TF103C – Performance test
One of the main worries with ever increasing power is battery life. Asus advertises 9.5 hours of battery life with three 19Wh LiPo batteries. At 50% brightness I managed to get to 44% battery life in just over 4 hours of Netflix streaming. I don’t think you’ll squeeze 9.5 hours of straight video streaming, but it should definitely be possible with some light browsing thrown into the mix.
On the subject of video, you should have absolutely no worries with any media you want to play. Both local and streamed 1080p video played without a hitch. Gaming follows suite with games playing smoothly even during some of the more hectic situations.
Using AnTuTu Benchmark as a reference, the TF103C (Shown as ” My K010″) comes up nipping on the heels of some of the newest super phones in terms of performance. You can see in the details page that the CPU did increase its clocks to the max speed while being stressed.
TF103C – Conclusion
Asus has once again shown their ability to pack features and quality into a tablet costing well under the competition. For around $350 you receive a powerful and well built tablet, along with an equally well made dock. It chews through anything we could throw at it and manages to keep a respectable battery life throughout. With dual speakers and plenty of storage options you have a great media station to keep occupied with.The major downfall is definitely the screen and its desire to reflect anything and everything it’s pointed at.

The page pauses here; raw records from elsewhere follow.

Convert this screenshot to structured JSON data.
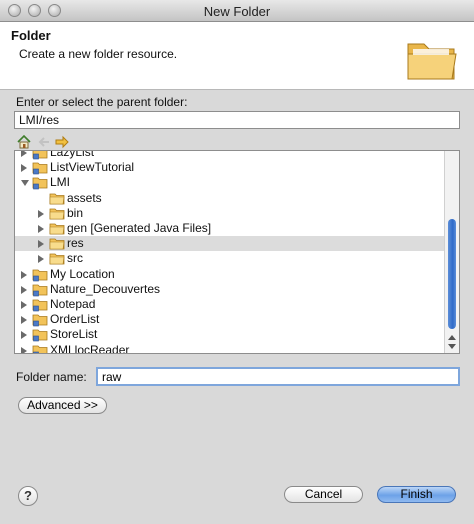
{
  "window": {
    "title": "New Folder"
  },
  "header": {
    "title": "Folder",
    "message": "Create a new folder resource."
  },
  "parent": {
    "label": "Enter or select the parent folder:",
    "value": "LMI/res"
  },
  "tree": {
    "items": [
      {
        "label": "LazyList",
        "depth": 0,
        "expander": "closed",
        "icon": "project",
        "selected": false
      },
      {
        "label": "ListViewTutorial",
        "depth": 0,
        "expander": "closed",
        "icon": "project",
        "selected": false
      },
      {
        "label": "LMI",
        "depth": 0,
        "expander": "open",
        "icon": "project",
        "selected": false
      },
      {
        "label": "assets",
        "depth": 1,
        "expander": "none",
        "icon": "folder",
        "selected": false
      },
      {
        "label": "bin",
        "depth": 1,
        "expander": "closed",
        "icon": "folder",
        "selected": false
      },
      {
        "label": "gen [Generated Java Files]",
        "depth": 1,
        "expander": "closed",
        "icon": "folder",
        "selected": false
      },
      {
        "label": "res",
        "depth": 1,
        "expander": "closed",
        "icon": "folder",
        "selected": true
      },
      {
        "label": "src",
        "depth": 1,
        "expander": "closed",
        "icon": "folder",
        "selected": false
      },
      {
        "label": "My Location",
        "depth": 0,
        "expander": "closed",
        "icon": "project",
        "selected": false
      },
      {
        "label": "Nature_Decouvertes",
        "depth": 0,
        "expander": "closed",
        "icon": "project",
        "selected": false
      },
      {
        "label": "Notepad",
        "depth": 0,
        "expander": "closed",
        "icon": "project",
        "selected": false
      },
      {
        "label": "OrderList",
        "depth": 0,
        "expander": "closed",
        "icon": "project",
        "selected": false
      },
      {
        "label": "StoreList",
        "depth": 0,
        "expander": "closed",
        "icon": "project",
        "selected": false
      },
      {
        "label": "XMLlocReader",
        "depth": 0,
        "expander": "closed",
        "icon": "project",
        "selected": false
      }
    ]
  },
  "folder_name": {
    "label": "Folder name:",
    "value": "raw"
  },
  "buttons": {
    "advanced": "Advanced >>",
    "cancel": "Cancel",
    "finish": "Finish",
    "help": "?"
  },
  "colors": {
    "accent": "#6da2e8",
    "selection": "#dcdcdc",
    "folder": "#f2c35a"
  }
}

If you need the features of a laptop but the portability of a tablet, the TF103C definitely fills that role. From typing up documents on plane rides to late night surfing, this does it all.
For being an almost all day tablet with great features, great price, that uses very little power in both use and charging. We award the Asus TF103C the Power Saver Award. Asus almost earned an Excellence Award but the super glossy finger print magnet screen loses it a few points, dropping it out of the running for Excellence but it is nonetheless a great tablet crossover.